Registration, to protect and develop

Karolina Gerlich, CEO, The Care Workers Charity

One of the most important things for me in driving the mission of the National Association of Care & Support Workers is workforce registration.

Anybody who cares about the industry knows the importance of care and support workers, and knows that the job is highly skilled and incredibly difficult. It is not up for discussion: care workers are highly skilled, and this needs to finally be recognised.

Other professions that involve looking after peoples’ health and well-being require qualification and registration. They have industry standards that are transferable from one employer to another, and formal opportunities for personal development.

It is time now that the care industry comes together to demand and establish the same.

This is for the protection of people who use the services, and for care workers themselves.

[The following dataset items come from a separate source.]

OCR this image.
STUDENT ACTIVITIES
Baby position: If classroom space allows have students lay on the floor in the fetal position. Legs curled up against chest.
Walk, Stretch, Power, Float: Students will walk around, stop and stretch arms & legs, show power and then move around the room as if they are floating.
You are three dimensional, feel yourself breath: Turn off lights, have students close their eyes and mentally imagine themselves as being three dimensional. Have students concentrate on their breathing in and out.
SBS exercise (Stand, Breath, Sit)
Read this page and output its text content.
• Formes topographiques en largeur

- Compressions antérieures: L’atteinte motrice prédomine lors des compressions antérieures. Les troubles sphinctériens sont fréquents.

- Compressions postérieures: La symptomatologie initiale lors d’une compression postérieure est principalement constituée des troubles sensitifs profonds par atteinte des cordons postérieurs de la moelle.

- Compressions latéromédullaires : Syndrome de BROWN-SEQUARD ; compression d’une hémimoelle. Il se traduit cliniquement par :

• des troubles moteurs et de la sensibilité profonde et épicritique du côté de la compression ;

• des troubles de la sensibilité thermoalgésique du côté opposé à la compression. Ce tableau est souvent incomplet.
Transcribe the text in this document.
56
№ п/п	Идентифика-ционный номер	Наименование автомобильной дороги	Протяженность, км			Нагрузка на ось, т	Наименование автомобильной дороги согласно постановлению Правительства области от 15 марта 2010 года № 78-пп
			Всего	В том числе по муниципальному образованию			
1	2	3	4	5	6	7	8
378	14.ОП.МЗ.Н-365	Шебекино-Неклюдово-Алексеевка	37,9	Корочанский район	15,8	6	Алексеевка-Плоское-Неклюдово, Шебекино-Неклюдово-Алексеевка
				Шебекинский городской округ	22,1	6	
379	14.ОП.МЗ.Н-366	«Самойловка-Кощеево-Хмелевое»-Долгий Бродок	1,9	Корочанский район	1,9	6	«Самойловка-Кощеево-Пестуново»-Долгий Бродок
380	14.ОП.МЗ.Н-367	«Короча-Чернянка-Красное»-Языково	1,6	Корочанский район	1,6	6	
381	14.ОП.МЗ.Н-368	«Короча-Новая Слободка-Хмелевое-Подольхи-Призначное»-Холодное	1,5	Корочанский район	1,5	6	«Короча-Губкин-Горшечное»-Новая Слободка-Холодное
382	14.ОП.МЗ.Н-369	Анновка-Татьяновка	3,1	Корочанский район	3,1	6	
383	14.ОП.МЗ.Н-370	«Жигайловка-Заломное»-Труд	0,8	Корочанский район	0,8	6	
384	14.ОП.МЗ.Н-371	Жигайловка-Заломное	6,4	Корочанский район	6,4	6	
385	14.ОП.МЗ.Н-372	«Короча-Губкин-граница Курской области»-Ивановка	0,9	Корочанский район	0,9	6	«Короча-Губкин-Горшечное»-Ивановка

There are many people in the community that provide care on a cash-in-hand basis, often without any training or accountability. I have seen care jobs advertised on Craigslist, Gumtree, or Facebook. I have been to see people with live-in housekeepers who double up as carers; who, never trained in care, do not know that we cannot force medication, food, or move people without proper equipment. Care work is a responsibility for another persons’ life, and such a large responsibility must be regulated properly.

We have to ensure, though, that any future compulsory registration is reasonable, realistic, and responsive to the current workforce. We must ensure that it is not a box-ticking, ‘one qualification only accepted’ system, where we exclude a large portion of the workforce. It must be adaptable to people who are already amazing care workers – with alternative options for oral submissions and practical skills sign-off to show the care, compassion and skill needed to do the job. It must be a registration system that includes all care workers, in care homes, home care, supported living, on direct payments, personal assistants and self-employed. It must be a registration where a care worker feels proud to register, and can maintain the required level of skill to retain it.

Registration should also give opportunities for continuous professional development. Care workers on every level should have a chance to develop in their role. It should be possible to have pathways and specialisms in dementia, learning disabilities, or palliative care. The industry already has good opportunities for people who want to go into management; we now have to look at opportunities for people who want to remain in roles delivering care directly every day. They need opportunities that appreciate their experience, patience, and fulfilment in working with people face-to-face for a large portion of their working life. CPD opportunities are needed that show recognition of their expertise and commitment, and help them constantly improve.

All of this should then tie in with pay increases: with skills gained, time served, and commitment shown.

I say ‘them’ – where I should say ‘us’. I still work as a home care worker – by choice, not lack of ambition. I do so, because helping people is the best job in the world.